As she writes, “Feminists too often believe that no one has ever experienced the kind of society that empowered women and made that empowerment the basis of rules and civilization. The price the feminist community must pay because it is not aware… is necessary confusion, division, and much lost time.”

She explains: “Traditional tribal lifestyles are more often gynocratic than not, and they are never patriarchal.” Another term for what she describes is matrilineal, with tribal or clan identity flowing through the woman, husbands joining their wives’ households, and an absence of gender roles that divide human qualities and rob men and women of their full humanity. For instance, Cherokee and many other original languages don’t even have gendered pronouns of “he” and “she,” nor do they have a word for “nature,” since it includes all of us. And the primal symbol of society is not the pyramid of hierarchy, but the circle, the Sacred Hoop, in which all living things have value.

However, balance and equality doesn’t mean sameness in these cultures. Women were usually the growers of food and men the hunters, yet each was equally necessary and respected. A gynocratic or matrilineal society was not a matriarchy in which women dominated men. That perception may be a failure of the imagination, as if someone has to dominate. Instead, balanced societies were rooted in women’s control of their own bodies and birth-giving, through their knowledge of herbs, abortifacients, and timing. The Sacred Hoop is a reminder of why reproductive freedom has to be fought for over and over again, and why the adversaries of non-reproductive sex are the same, whether they are against birth control and abortion, or against sexual expression between women or between men.

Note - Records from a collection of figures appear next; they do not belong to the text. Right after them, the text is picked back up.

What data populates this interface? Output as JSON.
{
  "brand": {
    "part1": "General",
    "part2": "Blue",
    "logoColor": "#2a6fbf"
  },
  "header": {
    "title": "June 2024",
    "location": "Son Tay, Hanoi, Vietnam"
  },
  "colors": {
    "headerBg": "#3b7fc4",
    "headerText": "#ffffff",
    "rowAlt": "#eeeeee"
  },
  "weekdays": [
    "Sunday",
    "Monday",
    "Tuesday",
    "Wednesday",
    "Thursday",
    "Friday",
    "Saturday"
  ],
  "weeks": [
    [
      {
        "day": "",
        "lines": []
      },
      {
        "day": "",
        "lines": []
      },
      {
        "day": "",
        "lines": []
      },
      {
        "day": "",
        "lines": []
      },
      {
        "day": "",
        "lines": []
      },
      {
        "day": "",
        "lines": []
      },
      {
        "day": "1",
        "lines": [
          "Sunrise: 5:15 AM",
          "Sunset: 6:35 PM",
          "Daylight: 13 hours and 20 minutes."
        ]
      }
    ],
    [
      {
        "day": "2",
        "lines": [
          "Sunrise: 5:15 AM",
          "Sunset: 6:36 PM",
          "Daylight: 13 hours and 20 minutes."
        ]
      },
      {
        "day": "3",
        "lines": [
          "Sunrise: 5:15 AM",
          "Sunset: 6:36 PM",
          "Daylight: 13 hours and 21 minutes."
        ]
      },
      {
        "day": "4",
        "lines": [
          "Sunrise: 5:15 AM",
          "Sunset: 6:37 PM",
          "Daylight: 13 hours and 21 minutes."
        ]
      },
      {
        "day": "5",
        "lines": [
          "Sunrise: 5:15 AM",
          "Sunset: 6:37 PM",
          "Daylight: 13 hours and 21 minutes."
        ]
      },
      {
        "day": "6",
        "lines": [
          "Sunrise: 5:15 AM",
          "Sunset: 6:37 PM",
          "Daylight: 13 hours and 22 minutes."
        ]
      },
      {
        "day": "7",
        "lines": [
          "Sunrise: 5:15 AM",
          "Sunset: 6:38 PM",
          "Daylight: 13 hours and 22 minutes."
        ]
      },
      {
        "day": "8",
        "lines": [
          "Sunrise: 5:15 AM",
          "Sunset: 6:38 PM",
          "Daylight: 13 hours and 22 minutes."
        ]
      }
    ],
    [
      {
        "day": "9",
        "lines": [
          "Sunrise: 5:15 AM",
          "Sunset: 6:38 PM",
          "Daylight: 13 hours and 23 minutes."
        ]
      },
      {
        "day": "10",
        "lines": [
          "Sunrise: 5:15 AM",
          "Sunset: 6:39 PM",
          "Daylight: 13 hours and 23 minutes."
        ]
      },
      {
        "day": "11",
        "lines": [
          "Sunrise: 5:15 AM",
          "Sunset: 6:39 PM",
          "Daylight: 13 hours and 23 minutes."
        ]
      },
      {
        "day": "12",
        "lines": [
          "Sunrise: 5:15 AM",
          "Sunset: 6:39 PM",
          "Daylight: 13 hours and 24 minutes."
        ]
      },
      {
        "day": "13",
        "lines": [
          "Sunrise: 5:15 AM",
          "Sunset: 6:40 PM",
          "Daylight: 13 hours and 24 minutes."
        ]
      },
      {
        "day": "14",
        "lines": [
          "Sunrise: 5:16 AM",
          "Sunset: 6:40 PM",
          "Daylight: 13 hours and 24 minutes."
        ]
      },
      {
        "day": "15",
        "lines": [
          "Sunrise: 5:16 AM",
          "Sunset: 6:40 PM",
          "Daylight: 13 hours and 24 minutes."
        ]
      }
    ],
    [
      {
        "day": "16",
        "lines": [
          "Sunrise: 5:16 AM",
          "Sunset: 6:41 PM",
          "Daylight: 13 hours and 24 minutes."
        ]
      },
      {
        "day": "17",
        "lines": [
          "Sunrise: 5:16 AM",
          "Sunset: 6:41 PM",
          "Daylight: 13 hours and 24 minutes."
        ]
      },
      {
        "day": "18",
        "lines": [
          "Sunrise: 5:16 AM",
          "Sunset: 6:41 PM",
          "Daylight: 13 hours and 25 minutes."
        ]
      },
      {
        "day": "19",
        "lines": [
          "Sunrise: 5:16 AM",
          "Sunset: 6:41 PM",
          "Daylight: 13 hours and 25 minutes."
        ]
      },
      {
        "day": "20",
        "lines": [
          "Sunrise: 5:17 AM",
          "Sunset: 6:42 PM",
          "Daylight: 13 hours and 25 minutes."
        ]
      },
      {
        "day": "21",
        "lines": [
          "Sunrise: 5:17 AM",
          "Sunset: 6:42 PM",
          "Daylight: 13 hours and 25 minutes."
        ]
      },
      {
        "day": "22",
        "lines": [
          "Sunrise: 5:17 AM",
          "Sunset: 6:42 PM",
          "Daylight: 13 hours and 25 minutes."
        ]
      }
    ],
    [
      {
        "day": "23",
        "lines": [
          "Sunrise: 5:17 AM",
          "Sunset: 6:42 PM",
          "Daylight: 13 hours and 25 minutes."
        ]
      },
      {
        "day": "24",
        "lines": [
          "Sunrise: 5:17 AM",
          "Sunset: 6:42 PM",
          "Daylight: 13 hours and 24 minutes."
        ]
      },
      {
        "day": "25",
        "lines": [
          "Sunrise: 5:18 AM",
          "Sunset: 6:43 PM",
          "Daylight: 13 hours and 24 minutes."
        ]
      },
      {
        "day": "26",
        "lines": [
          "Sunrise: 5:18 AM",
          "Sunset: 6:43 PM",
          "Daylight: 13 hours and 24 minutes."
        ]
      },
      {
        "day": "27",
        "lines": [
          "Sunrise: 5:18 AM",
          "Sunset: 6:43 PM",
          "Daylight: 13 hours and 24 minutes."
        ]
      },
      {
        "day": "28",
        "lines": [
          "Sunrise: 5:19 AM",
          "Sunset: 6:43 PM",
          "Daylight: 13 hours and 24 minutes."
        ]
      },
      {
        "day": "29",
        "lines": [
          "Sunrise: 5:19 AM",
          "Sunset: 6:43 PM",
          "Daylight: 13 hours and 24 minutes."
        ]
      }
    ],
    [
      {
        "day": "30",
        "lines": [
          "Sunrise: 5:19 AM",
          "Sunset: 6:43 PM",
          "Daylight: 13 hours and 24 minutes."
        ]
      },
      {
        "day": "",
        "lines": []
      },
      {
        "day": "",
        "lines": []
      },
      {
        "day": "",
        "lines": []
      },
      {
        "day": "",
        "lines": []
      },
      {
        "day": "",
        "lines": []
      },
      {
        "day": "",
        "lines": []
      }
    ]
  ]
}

The Sacred Hoop helps us to see why the withdrawal of God from women and from nature was a political process over millennia, and that it justified the conquering of women and nature. As Egyptologist James Henry Breasted wrote, “Monotheism is but imperialism in religion.”

Everything described in The Sacred Hoop existed as little as 500 years ago — a mere flicker in the 100,000 or so years that humans have been around. We can’t return even to this recent past, but we can know it as it once was and could be again. We might even insist on learning human history when humans began, instead of when patriarchy, monotheism, and nationalism did.

We honor Indian Country and ourselves by learning what once was and what could be.

As Paula Gunn Allen warned in her wise and mind-blowing way, “the root of oppression is the loss of memory.”